NIST cybersecurity center moves into high gear
Donna Dodson, who heads the center, describes its mission, priorities and strategy.
Donna Dodson heads the National Institute of Standards and Technology's National Cybersecurity Center of Excellence.
For more than 150 years, the National Institute of Standards and Technology has toiled in the background of federal operations, carrying out the nation's business of science ranging, as its website points out, from nanotechnology to skyscrapers and jetliners. Today, that tradition endures, but one key mission is raising the agency's profile: cybersecurity.
In his February executive order on cybersecurity, President Barack Obama directed NIST to create a framework that would help government and the private sector better protect networks and information. The latest legislation on cybersecurity also focuses on NIST and its role as a leader in securing U.S. assets in cyberspace.
To support a mission that is certain to grow in scope and significance, the agency last year launched its National Cybersecurity Center of Excellence (NCCOE). Based near NIST's Gaithersburg, Md., headquarters, the center started off as a concept but over the last year has grown into a hive of activity. With the help of the center and its personnel, NIST will release an initial cybersecurity framework in October.
Donna Dodson, division chief of NIST's computer security division and acting executive director of the NCCOE, recently sat down with FCW's Amber Corrin to talk about the center, its work and what she hopes to accomplish.
FCW: What exactly is the NCCOE, and what are you doing there?
Donna Dodson: The purpose of the center is to help with the broad adoption of cybersecurity tools and technologies that are currently available, to get them in use and get people understanding how to use them throughout the lifecycle.
We have good technologies available today from the commercial side. How do we maximize the capabilities that are there, and where do we need innovation to grow to meet the demands where the technology isn't up to where it should be? That's really the heart and soul of what we're trying to do.
FCW: How does the NCCOE support provisions in President Obama's executive order, which focuses heavily on public-private partnership?

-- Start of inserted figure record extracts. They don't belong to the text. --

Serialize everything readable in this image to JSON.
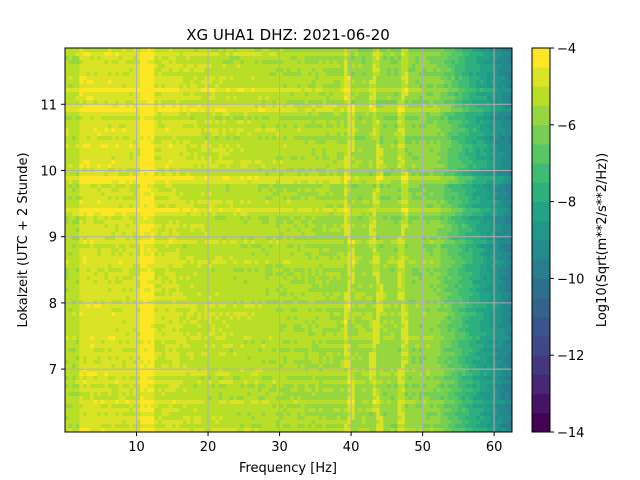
{
  "chart_data": {
    "type": "heatmap",
    "title": "XG UHA1  DHZ: 2021-06-20",
    "xlabel": "Frequency [Hz]",
    "ylabel": "Lokalzeit (UTC + 2 Stunde)",
    "xlim": [
      0,
      62.5
    ],
    "ylim": [
      11.85,
      6.05
    ],
    "xticks": [
      10,
      20,
      30,
      40,
      50,
      60
    ],
    "yticks": [
      7,
      8,
      9,
      10,
      11
    ],
    "grid": true,
    "colormap": "viridis",
    "colorbar": {
      "label": "Log10(Sqrt(m**2/s**2/Hz))",
      "vmin": -14,
      "vmax": -4,
      "ticks": [
        -4,
        -6,
        -8,
        -10,
        -12,
        -14
      ],
      "levels": 20
    },
    "features": {
      "bright_vertical_band_hz": [
        10.5,
        12.5
      ],
      "narrow_lines_hz": [
        39.6,
        43.5,
        47.2
      ],
      "rolloff_start_hz": 52,
      "horizontal_events_hour": [
        9.4,
        9.85,
        10.95,
        11.2
      ]
    }
  }
}
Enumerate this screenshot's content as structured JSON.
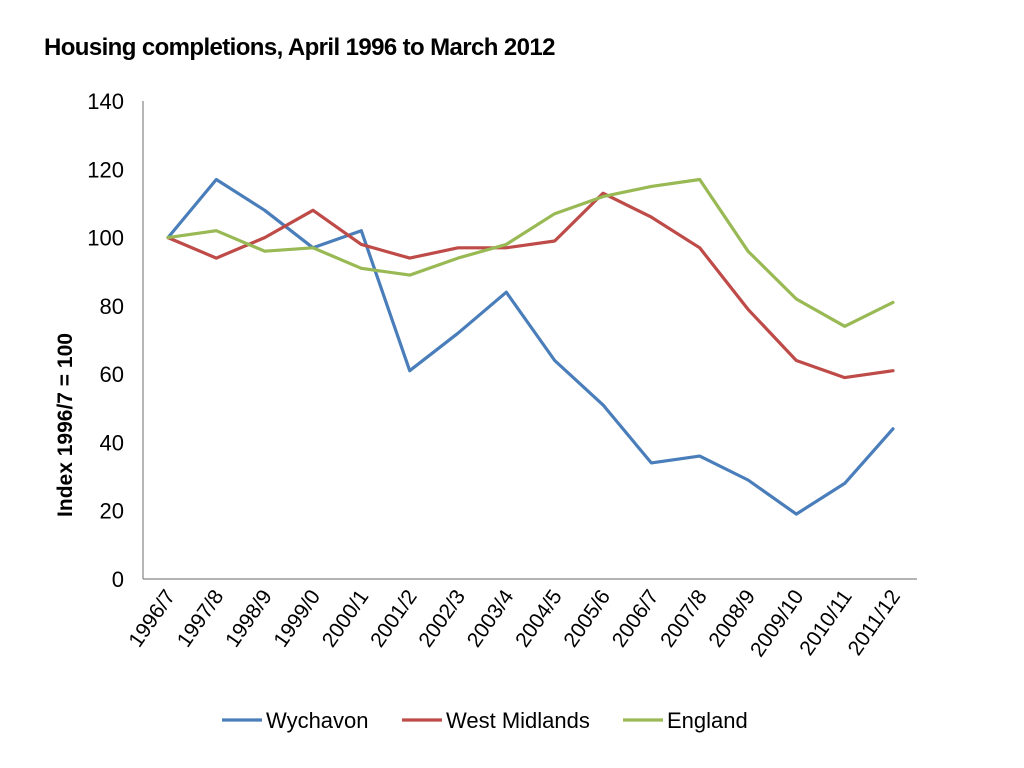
{
  "chart_data": {
    "type": "line",
    "title": "Housing completions, April 1996 to March 2012",
    "xlabel": "",
    "ylabel": "Index 1996/7 = 100",
    "ylim": [
      0,
      140
    ],
    "yticks": [
      0,
      20,
      40,
      60,
      80,
      100,
      120,
      140
    ],
    "categories": [
      "1996/7",
      "1997/8",
      "1998/9",
      "1999/0",
      "2000/1",
      "2001/2",
      "2002/3",
      "2003/4",
      "2004/5",
      "2005/6",
      "2006/7",
      "2007/8",
      "2008/9",
      "2009/10",
      "2010/11",
      "2011/12"
    ],
    "grid": false,
    "legend_position": "bottom",
    "series": [
      {
        "name": "Wychavon",
        "color": "#4a7ebb",
        "values": [
          100,
          117,
          108,
          97,
          102,
          61,
          72,
          84,
          64,
          51,
          34,
          36,
          29,
          19,
          28,
          44
        ]
      },
      {
        "name": "West Midlands",
        "color": "#be4b48",
        "values": [
          100,
          94,
          100,
          108,
          98,
          94,
          97,
          97,
          99,
          113,
          106,
          97,
          79,
          64,
          59,
          61
        ]
      },
      {
        "name": "England",
        "color": "#98b954",
        "values": [
          100,
          102,
          96,
          97,
          91,
          89,
          94,
          98,
          107,
          112,
          115,
          117,
          96,
          82,
          74,
          81
        ]
      }
    ]
  }
}
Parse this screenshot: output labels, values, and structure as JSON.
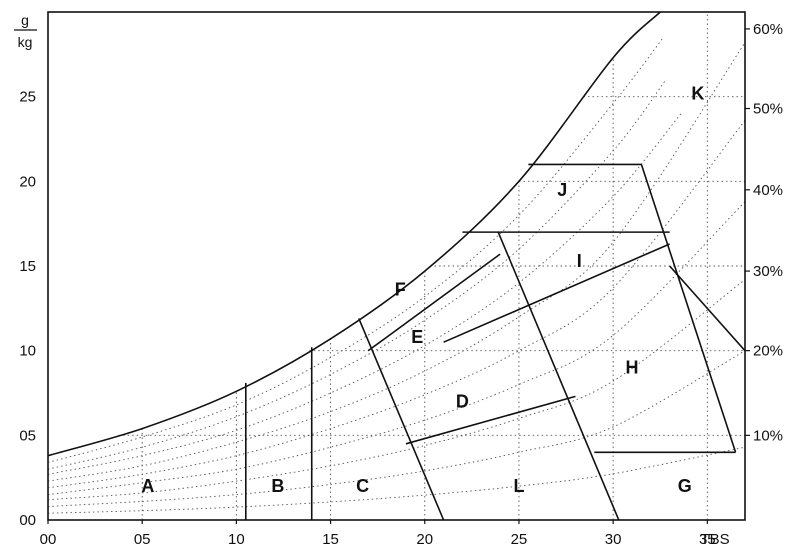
{
  "chart_data": {
    "type": "psychrometric",
    "x_axis": {
      "unit_label": "TBS",
      "range": [
        0,
        37
      ],
      "ticks": [
        {
          "value": 0,
          "label": "00"
        },
        {
          "value": 5,
          "label": "05"
        },
        {
          "value": 10,
          "label": "10"
        },
        {
          "value": 15,
          "label": "15"
        },
        {
          "value": 20,
          "label": "20"
        },
        {
          "value": 25,
          "label": "25"
        },
        {
          "value": 30,
          "label": "30"
        },
        {
          "value": 35,
          "label": "35"
        }
      ]
    },
    "y_axis": {
      "unit_top": "g",
      "unit_bottom": "kg",
      "range": [
        0,
        30
      ],
      "ticks": [
        {
          "value": 0,
          "label": "00"
        },
        {
          "value": 5,
          "label": "05"
        },
        {
          "value": 10,
          "label": "10"
        },
        {
          "value": 15,
          "label": "15"
        },
        {
          "value": 20,
          "label": "20"
        },
        {
          "value": 25,
          "label": "25"
        }
      ]
    },
    "saturation_curve": [
      [
        0,
        3.8
      ],
      [
        5,
        5.4
      ],
      [
        10,
        7.6
      ],
      [
        15,
        10.7
      ],
      [
        20,
        14.7
      ],
      [
        25,
        20.0
      ],
      [
        30,
        27.3
      ],
      [
        32.5,
        30
      ]
    ],
    "rh_lines": [
      {
        "label": "10%",
        "points": [
          [
            0,
            0.4
          ],
          [
            5,
            0.55
          ],
          [
            10,
            0.76
          ],
          [
            15,
            1.07
          ],
          [
            20,
            1.47
          ],
          [
            25,
            2.0
          ],
          [
            30,
            2.73
          ],
          [
            37,
            4.3
          ]
        ]
      },
      {
        "label": "20%",
        "points": [
          [
            0,
            0.8
          ],
          [
            5,
            1.1
          ],
          [
            10,
            1.5
          ],
          [
            15,
            2.1
          ],
          [
            20,
            2.9
          ],
          [
            25,
            4.0
          ],
          [
            30,
            5.5
          ],
          [
            37,
            10
          ]
        ]
      },
      {
        "label": "30%",
        "points": [
          [
            0,
            1.2
          ],
          [
            5,
            1.6
          ],
          [
            10,
            2.3
          ],
          [
            15,
            3.2
          ],
          [
            20,
            4.4
          ],
          [
            25,
            6.0
          ],
          [
            30,
            8.2
          ],
          [
            37,
            14.2
          ]
        ]
      },
      {
        "label": "40%",
        "points": [
          [
            0,
            1.5
          ],
          [
            5,
            2.2
          ],
          [
            10,
            3.0
          ],
          [
            15,
            4.3
          ],
          [
            20,
            5.9
          ],
          [
            25,
            8.0
          ],
          [
            30,
            10.9
          ],
          [
            37,
            18.8
          ]
        ]
      },
      {
        "label": "50%",
        "points": [
          [
            0,
            1.9
          ],
          [
            5,
            2.7
          ],
          [
            10,
            3.8
          ],
          [
            15,
            5.4
          ],
          [
            20,
            7.4
          ],
          [
            25,
            10.0
          ],
          [
            30,
            13.7
          ],
          [
            37,
            23.6
          ]
        ]
      },
      {
        "label": "60%",
        "points": [
          [
            0,
            2.3
          ],
          [
            5,
            3.2
          ],
          [
            10,
            4.6
          ],
          [
            15,
            6.4
          ],
          [
            20,
            8.8
          ],
          [
            25,
            12.0
          ],
          [
            30,
            16.4
          ],
          [
            37,
            28.2
          ]
        ]
      },
      {
        "label": "",
        "points": [
          [
            0,
            2.7
          ],
          [
            5,
            3.8
          ],
          [
            10,
            5.3
          ],
          [
            15,
            7.5
          ],
          [
            20,
            10.3
          ],
          [
            25,
            14.0
          ],
          [
            30,
            19.1
          ],
          [
            33.6,
            24
          ]
        ]
      },
      {
        "label": "",
        "points": [
          [
            0,
            3.0
          ],
          [
            5,
            4.3
          ],
          [
            10,
            6.1
          ],
          [
            15,
            8.6
          ],
          [
            20,
            11.8
          ],
          [
            25,
            16.0
          ],
          [
            30,
            21.8
          ],
          [
            32.8,
            26
          ]
        ]
      },
      {
        "label": "",
        "points": [
          [
            0,
            3.4
          ],
          [
            5,
            4.9
          ],
          [
            10,
            6.8
          ],
          [
            15,
            9.6
          ],
          [
            20,
            13.2
          ],
          [
            25,
            18.0
          ],
          [
            30,
            24.6
          ],
          [
            32.6,
            28.4
          ]
        ]
      }
    ],
    "rh_label_positions": [
      {
        "label": "10%",
        "y": 5
      },
      {
        "label": "20%",
        "y": 10
      },
      {
        "label": "30%",
        "y": 14.7
      },
      {
        "label": "40%",
        "y": 19.5
      },
      {
        "label": "50%",
        "y": 24.3
      },
      {
        "label": "60%",
        "y": 29
      }
    ],
    "zone_boundaries": [
      [
        [
          10.5,
          0
        ],
        [
          10.5,
          8.1
        ]
      ],
      [
        [
          14,
          0
        ],
        [
          14,
          10.2
        ]
      ],
      [
        [
          16.5,
          11.9
        ],
        [
          21,
          0
        ]
      ],
      [
        [
          23.9,
          17
        ],
        [
          30.3,
          0
        ]
      ],
      [
        [
          22,
          17
        ],
        [
          33,
          17
        ]
      ],
      [
        [
          25.5,
          21
        ],
        [
          31.5,
          21
        ]
      ],
      [
        [
          31.5,
          21
        ],
        [
          36.5,
          4
        ]
      ],
      [
        [
          29,
          4
        ],
        [
          36.5,
          4
        ]
      ],
      [
        [
          19,
          4.5
        ],
        [
          28,
          7.3
        ]
      ],
      [
        [
          17,
          10
        ],
        [
          24,
          15.7
        ]
      ],
      [
        [
          21,
          10.5
        ],
        [
          33,
          16.3
        ]
      ],
      [
        [
          33,
          15
        ],
        [
          37,
          10
        ]
      ]
    ],
    "zones": [
      {
        "label": "A",
        "x": 5.3,
        "y": 2
      },
      {
        "label": "B",
        "x": 12.2,
        "y": 2
      },
      {
        "label": "C",
        "x": 16.7,
        "y": 2
      },
      {
        "label": "D",
        "x": 22,
        "y": 7
      },
      {
        "label": "E",
        "x": 19.6,
        "y": 10.8
      },
      {
        "label": "F",
        "x": 18.7,
        "y": 13.6
      },
      {
        "label": "G",
        "x": 33.8,
        "y": 2
      },
      {
        "label": "H",
        "x": 31,
        "y": 9
      },
      {
        "label": "I",
        "x": 28.2,
        "y": 15.3
      },
      {
        "label": "J",
        "x": 27.3,
        "y": 19.5
      },
      {
        "label": "K",
        "x": 34.5,
        "y": 25.2
      },
      {
        "label": "L",
        "x": 25,
        "y": 2
      }
    ]
  }
}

DD: The foundation of the center has been on a public-private partnership. That is at the core of what we're doing, so we have the IT industry coming in as long-term partners with us so that we're using technologies and capabilities that you can go out and purchase, that are built on those standards, best practices and use cases. It's about working with different communities like utilities, financial, manufacturing, health care, transportation and the federal government.
It's also important to have that conversation with not just cybersecurity practitioners – starting with the business requirements first and then working your way into the cybersecurity platform. You have to understand what the business environments are like and you have to think about the information, the environment and the users in order to build out cybersecurity in a meaningful way.
FCW: So it seems like the Center of Excellence is a clearinghouse for all these different communities to come together and explain what they need.
DD: Yes, and to work with them on these business requirements and work with the community as a whole to complete blueprints. Then they can go back and work with their CIO shop, or perhaps they're working with some integrators, and say, "Here's a blueprint of the things that we need to do. Help us in our own environment."
FCW: Where does the COE fit in with the creation of a cybersecurity framework?
DD: Being able to work with the critical infrastructure communities and working together at building this out is one way to meet requirements laid out in that framework.
I can easily envision as the framework solidifies, the NCCOE being able to work with the build-out of functions and categories, based on standards, with different critical infrastructure communities. Also, as we see additional gap areas, being able to work with them on those gaps, understanding what they are and what the requirements look like. Then that gets fed back into NIST and the standards bodies.
So you can see an evolution of standards and best practices that drives the center. Then the center identifies where we need more work, and that drives back the standards and best practices we need on a national and international basis.
FCW: Cyber workforce has been a big issue – both in the executive order and in subsequent directives. For example, agencies have been directed to take stock of their in-house capabilities. What kind of role does the COE play in the workforce aspect?
DD: I think as you're working from business requirements down to cybersecurity platforms, you begin to understand the lifecycle of that platform, what you need to build and maintain it, what your users need to be doing. So it informs the workforce and helps validate the types of competencies that they've identified, and how well they fit in the technology space.
We work with the business owners who are working to meet different legal and policy challenges as they put this into play. So understanding those challenges from a workforce perspective and management perspective is equally as important as the bits and bytes folks. NIST spends more time with the bits and bytes folks ... but we're working to bring in more students into the center so we can take advantage of their expertise and capabilities, and they can learn more about cybersecurity from that practical perspective and what it means to build it out.
Those kinds of students can range: the engineers and computer scientists, but also sociologists and cognitive scientists that help us understand how we interact with technology. The end user aspect can't be underplayed in addressing our cybersecurity challenges. You have to provide tools and techniques that make it easy to do the right thing and hard to do the wrong thing.
The center, NIST's National Initiative for Cybersecurity Education and the executive order all come together to create that culture of cybersecurity that we need in organizations.